A second example is from factor analytic psychology. The general psychopathology factor “p” represents a common cause of and liability to all forms of psychopathology 5 . Higher scores on “p” are associated with varied and severe symptom pictures. One reason why it has been difficult to validate disorder‐specific etiologies may be because many risk factors and causes are themselves associated with the general factor (i.e., are non‐specific).
The “p” factor has been incorporated into the project to develop a hierarchical taxonomy of psychopathology and placed at the apex of the hierarchy. Underneath “p” are broad dimensions such as internalizing, externalizing, and thought disorder. Specified categories such as major depressive disorder and panic disorder are nested under the dimensions, but it is not foreordained that digging down to more specific constructs will be the most useful strategy. As an analogy, if someone is having an allergic reaction to pain medication, one might want to know if he/she took a non‐steroidal anti‐inflammatory drug, but whether it was specifically ibuprofen or aspirin is irrelevant.

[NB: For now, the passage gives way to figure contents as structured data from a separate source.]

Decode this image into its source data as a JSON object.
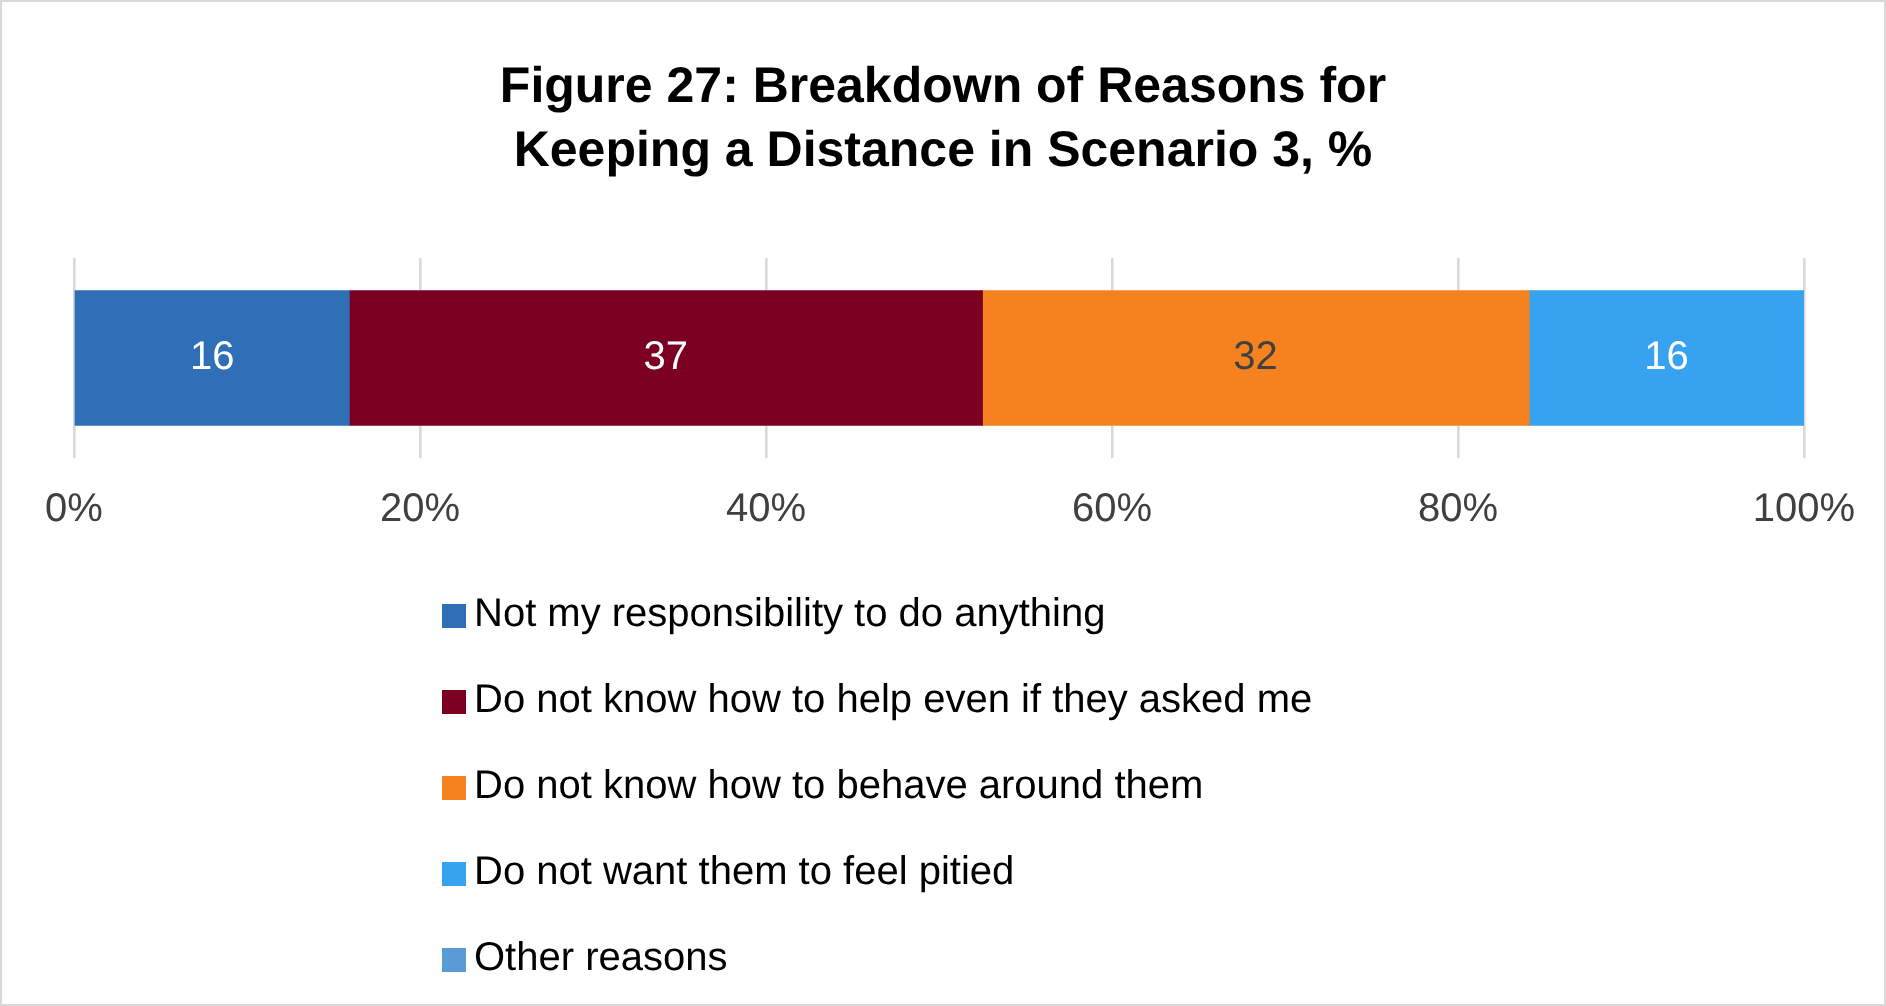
{
  "chart_data": {
    "type": "bar",
    "orientation": "horizontal",
    "stacked": true,
    "title": "Figure 27: Breakdown of Reasons for Keeping a Distance in Scenario 3, %",
    "categories": [
      null
    ],
    "series": [
      {
        "name": "Not my responsibility to do anything",
        "color": "#2e6fb7",
        "values": [
          15.9
        ],
        "value_labels": [
          "16"
        ]
      },
      {
        "name": "Do not know how to help even if they asked me",
        "color": "#7b0021",
        "values": [
          36.6
        ],
        "value_labels": [
          "37"
        ]
      },
      {
        "name": "Do not know how to behave around them",
        "color": "#f5821f",
        "values": [
          31.6
        ],
        "value_labels": [
          "32"
        ]
      },
      {
        "name": "Do not want them to feel pitied",
        "color": "#37a2ef",
        "values": [
          15.9
        ],
        "value_labels": [
          "16"
        ]
      },
      {
        "name": "Other reasons",
        "color": "#5b9bd5",
        "values": [
          0
        ],
        "value_labels": [
          null
        ]
      }
    ],
    "xlim": [
      0,
      100
    ],
    "xticks": [
      {
        "value": 0,
        "label": "0%"
      },
      {
        "value": 20,
        "label": "20%"
      },
      {
        "value": 40,
        "label": "40%"
      },
      {
        "value": 60,
        "label": "60%"
      },
      {
        "value": 80,
        "label": "80%"
      },
      {
        "value": 100,
        "label": "100%"
      }
    ],
    "grid": "x",
    "legend": "bottom"
  }
}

Berrios 6 argues that the list of symptoms used to describe psychopathology was prematurely closed in the 19th century and it is unlikely to be extended unless psychiatrists attend less to diagnosing disorders and more to describing symptoms. Maj et al 7 argue that it would be helpful to have measures that assess the whole range of depression symptoms beyond what is contained in diagnostic criteria lists.

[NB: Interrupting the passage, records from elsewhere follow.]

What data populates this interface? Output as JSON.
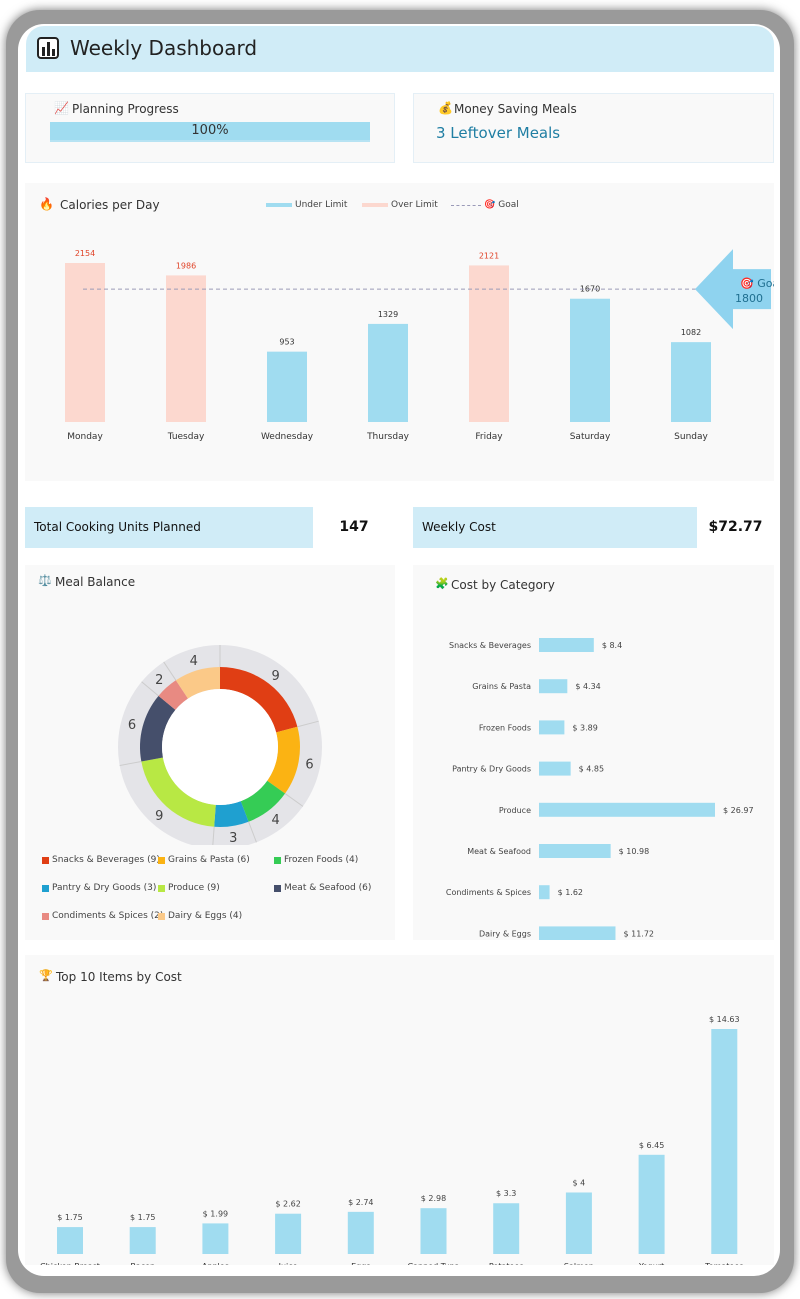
{
  "header": {
    "title": "Weekly Dashboard",
    "icon": "bar-chart-icon"
  },
  "planning": {
    "title": "Planning Progress",
    "value": "100%",
    "progress": 1.0
  },
  "money": {
    "title": "Money Saving Meals",
    "value": "3 Leftover Meals"
  },
  "kpis": {
    "cooking_label": "Total Cooking Units Planned",
    "cooking_value": "147",
    "cost_label": "Weekly Cost",
    "cost_value": "$72.77"
  },
  "colors": {
    "under": "#a0dcf0",
    "over": "#fcd8cf",
    "over_label": "#e0452a",
    "goal_line": "#9a9ab8"
  },
  "chart_data": [
    {
      "type": "bar",
      "title": "Calories per Day",
      "legend": [
        "Under Limit",
        "Over Limit",
        "Goal"
      ],
      "goal": 1800,
      "goal_label": "Goal",
      "goal_value": "1800",
      "categories": [
        "Monday",
        "Tuesday",
        "Wednesday",
        "Thursday",
        "Friday",
        "Saturday",
        "Sunday"
      ],
      "values": [
        2154,
        1986,
        953,
        1329,
        2121,
        1670,
        1082
      ]
    },
    {
      "type": "pie",
      "title": "Meal Balance",
      "categories": [
        "Snacks & Beverages",
        "Grains & Pasta",
        "Frozen Foods",
        "Pantry & Dry Goods",
        "Produce",
        "Meat & Seafood",
        "Condiments & Spices",
        "Dairy & Eggs"
      ],
      "legend": [
        "Snacks & Beverages (9)",
        "Grains & Pasta (6)",
        "Frozen Foods (4)",
        "Pantry & Dry Goods (3)",
        "Produce (9)",
        "Meat & Seafood (6)",
        "Condiments & Spices (2)",
        "Dairy & Eggs (4)"
      ],
      "values": [
        9,
        6,
        4,
        3,
        9,
        6,
        2,
        4
      ],
      "colors": [
        "#e03e14",
        "#fbb313",
        "#35cc55",
        "#1fa0d0",
        "#b8e844",
        "#454f6b",
        "#e88a82",
        "#fbc988"
      ]
    },
    {
      "type": "bar",
      "orientation": "horizontal",
      "title": "Cost by Category",
      "categories": [
        "Snacks & Beverages",
        "Grains & Pasta",
        "Frozen Foods",
        "Pantry & Dry Goods",
        "Produce",
        "Meat & Seafood",
        "Condiments & Spices",
        "Dairy & Eggs"
      ],
      "values": [
        8.4,
        4.34,
        3.89,
        4.85,
        26.97,
        10.98,
        1.62,
        11.72
      ],
      "labels": [
        "$ 8.4",
        "$ 4.34",
        "$ 3.89",
        "$ 4.85",
        "$ 26.97",
        "$ 10.98",
        "$ 1.62",
        "$ 11.72"
      ]
    },
    {
      "type": "bar",
      "title": "Top 10 Items by Cost",
      "categories": [
        "Chicken Breast",
        "Bacon",
        "Apples",
        "Juice",
        "Eggs",
        "Canned Tuna",
        "Potatoes",
        "Salmon",
        "Yogurt",
        "Tomatoes"
      ],
      "values": [
        1.75,
        1.75,
        1.99,
        2.62,
        2.74,
        2.98,
        3.3,
        4,
        6.45,
        14.63
      ],
      "labels": [
        "$ 1.75",
        "$ 1.75",
        "$ 1.99",
        "$ 2.62",
        "$ 2.74",
        "$ 2.98",
        "$ 3.3",
        "$ 4",
        "$ 6.45",
        "$ 14.63"
      ]
    }
  ]
}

A potential barrier to a project of extension is that concepts such as depression have considerable face validity, due in part to their familiarity. This entrenchment may function as an a priori constraint if people assign more weight to symptoms that seem to fit with familiar concepts, and background those that do not.
One caveat to a shift toward the study of non‐specific symptoms that cut across traditional diagnostic categories is in reference to what 19th century European thinkers called “disease forms”. Parnas 8 and Thornton 9 argue that symptoms may seem non‐specific because they often refer to decontextualized, abstract concepts such as obsessions and anhedonia. In their view, symptoms can have more specificity within the gestalts represented by constructs such as schizophrenia. For instance, obsessions and compulsions can appear transdiagnostic on the surface, but be qualitatively distinct in different diagnostic contexts. To illustrate, on the psychosis spectrum, the content of obsessions and compulsions tends to be more sexual and aggressive and the symptoms have a delusional character in which, unlike for anxiety disorders, the person does not view them as irrational.
An important scientific goal should be to explain why psychiatric problems often begin with an intensification of non‐specific symptoms that ebb and flow, in some cases being mutable or protean and in others settling into specified syndromes. The theory of open concepts also suggests that constructs for psychiatric disorders have been and will be “imperfect” not only due to a lack of knowledge, or because they are operationalized, or because they are descriptive, not etiological. They are also imperfect because of the inherent and inevitable limits to conceptualizing complex, noisy phenomena.
The author thanks M. Waugh, D. Stein and M. Maj for helping him better articulate his ideas.